- Company Name
- Avenue Code
- Job Title
- Machine Learning Engineer
- Job Description
-
Job Title: Machine Learning Engineer
Role Summary:
Design, build, and maintain end‑to‑end MLOps pipelines, develop FastAPI inference microservices, and lead deployment strategies on Azure Kubernetes Service (AKS) using GitOps.
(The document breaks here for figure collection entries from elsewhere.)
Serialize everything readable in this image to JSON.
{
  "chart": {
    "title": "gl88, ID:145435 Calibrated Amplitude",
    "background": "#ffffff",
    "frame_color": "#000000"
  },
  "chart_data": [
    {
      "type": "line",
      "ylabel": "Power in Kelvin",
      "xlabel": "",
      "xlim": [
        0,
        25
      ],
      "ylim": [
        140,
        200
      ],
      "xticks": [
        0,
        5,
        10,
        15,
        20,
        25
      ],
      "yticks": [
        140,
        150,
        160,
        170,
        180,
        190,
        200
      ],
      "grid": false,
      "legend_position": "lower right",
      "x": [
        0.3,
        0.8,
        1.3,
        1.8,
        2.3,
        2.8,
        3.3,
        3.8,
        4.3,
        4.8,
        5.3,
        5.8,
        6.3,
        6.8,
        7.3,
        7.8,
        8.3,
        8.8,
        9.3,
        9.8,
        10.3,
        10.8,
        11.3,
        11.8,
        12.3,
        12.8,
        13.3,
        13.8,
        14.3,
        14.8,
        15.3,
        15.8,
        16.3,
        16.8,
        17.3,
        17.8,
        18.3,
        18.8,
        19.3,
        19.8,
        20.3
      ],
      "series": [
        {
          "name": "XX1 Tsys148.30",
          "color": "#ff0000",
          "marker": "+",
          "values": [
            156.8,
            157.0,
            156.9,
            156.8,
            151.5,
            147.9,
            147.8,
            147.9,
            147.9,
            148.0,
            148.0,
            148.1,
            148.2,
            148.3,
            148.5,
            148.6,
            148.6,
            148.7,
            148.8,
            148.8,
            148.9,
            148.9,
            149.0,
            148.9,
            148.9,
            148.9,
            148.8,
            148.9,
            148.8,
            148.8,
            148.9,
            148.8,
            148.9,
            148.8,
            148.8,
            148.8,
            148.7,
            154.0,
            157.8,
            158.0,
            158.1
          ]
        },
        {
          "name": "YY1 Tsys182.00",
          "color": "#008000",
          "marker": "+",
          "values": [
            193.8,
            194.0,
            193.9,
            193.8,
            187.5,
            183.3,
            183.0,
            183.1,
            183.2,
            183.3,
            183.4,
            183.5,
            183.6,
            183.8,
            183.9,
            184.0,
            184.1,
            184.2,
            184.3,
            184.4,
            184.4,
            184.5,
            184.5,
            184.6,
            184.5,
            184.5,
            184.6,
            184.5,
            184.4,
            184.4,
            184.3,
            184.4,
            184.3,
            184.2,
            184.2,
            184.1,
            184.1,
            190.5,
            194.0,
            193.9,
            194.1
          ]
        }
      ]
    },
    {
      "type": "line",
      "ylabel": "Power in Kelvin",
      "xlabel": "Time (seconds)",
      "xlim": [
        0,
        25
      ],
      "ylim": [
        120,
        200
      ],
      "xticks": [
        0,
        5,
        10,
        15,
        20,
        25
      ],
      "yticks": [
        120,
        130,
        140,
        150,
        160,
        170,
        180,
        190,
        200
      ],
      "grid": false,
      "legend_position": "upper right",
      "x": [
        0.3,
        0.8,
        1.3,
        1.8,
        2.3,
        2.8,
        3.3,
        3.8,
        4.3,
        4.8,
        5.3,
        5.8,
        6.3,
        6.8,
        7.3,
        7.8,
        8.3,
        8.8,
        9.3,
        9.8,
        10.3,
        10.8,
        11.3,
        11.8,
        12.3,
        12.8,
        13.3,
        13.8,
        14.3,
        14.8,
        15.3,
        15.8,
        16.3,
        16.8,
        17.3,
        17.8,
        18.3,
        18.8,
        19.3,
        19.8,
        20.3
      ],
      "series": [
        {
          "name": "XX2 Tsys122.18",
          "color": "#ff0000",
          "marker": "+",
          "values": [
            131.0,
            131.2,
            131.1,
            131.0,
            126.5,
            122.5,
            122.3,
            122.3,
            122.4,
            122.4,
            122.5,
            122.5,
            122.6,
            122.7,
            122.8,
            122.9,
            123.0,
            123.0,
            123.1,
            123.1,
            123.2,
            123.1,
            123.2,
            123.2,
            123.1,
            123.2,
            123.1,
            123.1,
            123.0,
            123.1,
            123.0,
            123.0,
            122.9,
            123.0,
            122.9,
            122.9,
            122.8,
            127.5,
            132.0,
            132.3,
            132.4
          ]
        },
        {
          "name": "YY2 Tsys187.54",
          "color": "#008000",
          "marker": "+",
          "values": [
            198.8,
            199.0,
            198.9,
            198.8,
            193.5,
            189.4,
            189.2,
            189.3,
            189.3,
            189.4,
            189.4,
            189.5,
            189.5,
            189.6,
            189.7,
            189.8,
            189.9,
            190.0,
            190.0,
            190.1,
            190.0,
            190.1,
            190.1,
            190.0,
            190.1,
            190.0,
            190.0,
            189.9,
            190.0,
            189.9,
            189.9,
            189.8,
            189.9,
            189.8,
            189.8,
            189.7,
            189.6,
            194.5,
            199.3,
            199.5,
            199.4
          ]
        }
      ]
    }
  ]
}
Own the full ML lifecycle from data preparation to model monitoring and automated retraining, ensuring high quality, reproducible, and secure model delivery.
Expectations:
- Deliver production-ready ML services with low latency and high scalability.
- Uphold best practices in code quality, governance, and observability.
- Drive continuous improvement of the MLOps platform and deployment workflows.
- Collaborate cross‑functionally with data scientists, software engineers, platform, and SRE teams.
Key Responsibilities:
- Build and maintain MLOps pipelines for data prep, training, validation, packaging, and deployment.
- Develop FastAPI microservices with clear API contracts, versioning, and documentation.
- Implement deployment strategies on AKS (blue/green, canary, shadow, champion/challenger) using GitOps with Argo CD.
- Architect a self‑serve MLOps platform (standards, templates, CLI/scaffolds).
- Operationalize scikit‑learn, PyTorch, XGBoost models for low‑latency, scalable serving.
- Build CI/CD for ML: automated testing, security scans, build, package, promote.
- Integrate telemetry, observability, and set SLOs for model services.
- Monitor model/data drift; automate retraining, evaluation, safe rollout/rollback.
- Partner with software engineers to embed ML services in client applications and shared platforms.
- Champion code quality, reproducibility, governance, model registry, artifact approval.
Required Skills:
- Advanced Python programming, FastAPI design, RESTful API best practices.
- Proven MLOps experience: packaging, serving, scaling models as APIs.
- CI/CD expertise (GitHub Enterprise or equivalent), automated testing, release pipelines.
- Containerization & orchestration (Docker, Kubernetes), AKS production deployments.
- GitOps with Argo CD; deployment strategies (blue/green, canary, rollback).
- Understanding of model registry, artifacts, approvals, reproducibility.
- Cross‑functional collaboration with data science, software, platform/SRE.
Required Education & Certifications:
- Bachelor’s degree in Computer Science, Software Engineering, Data Science or related field.
- 2+ years relevant experience in MLOps/ML engineering.
- Certifications such as Azure AI Engineer Associate or equivalent in cloud/MLOps are preferred but not mandatory.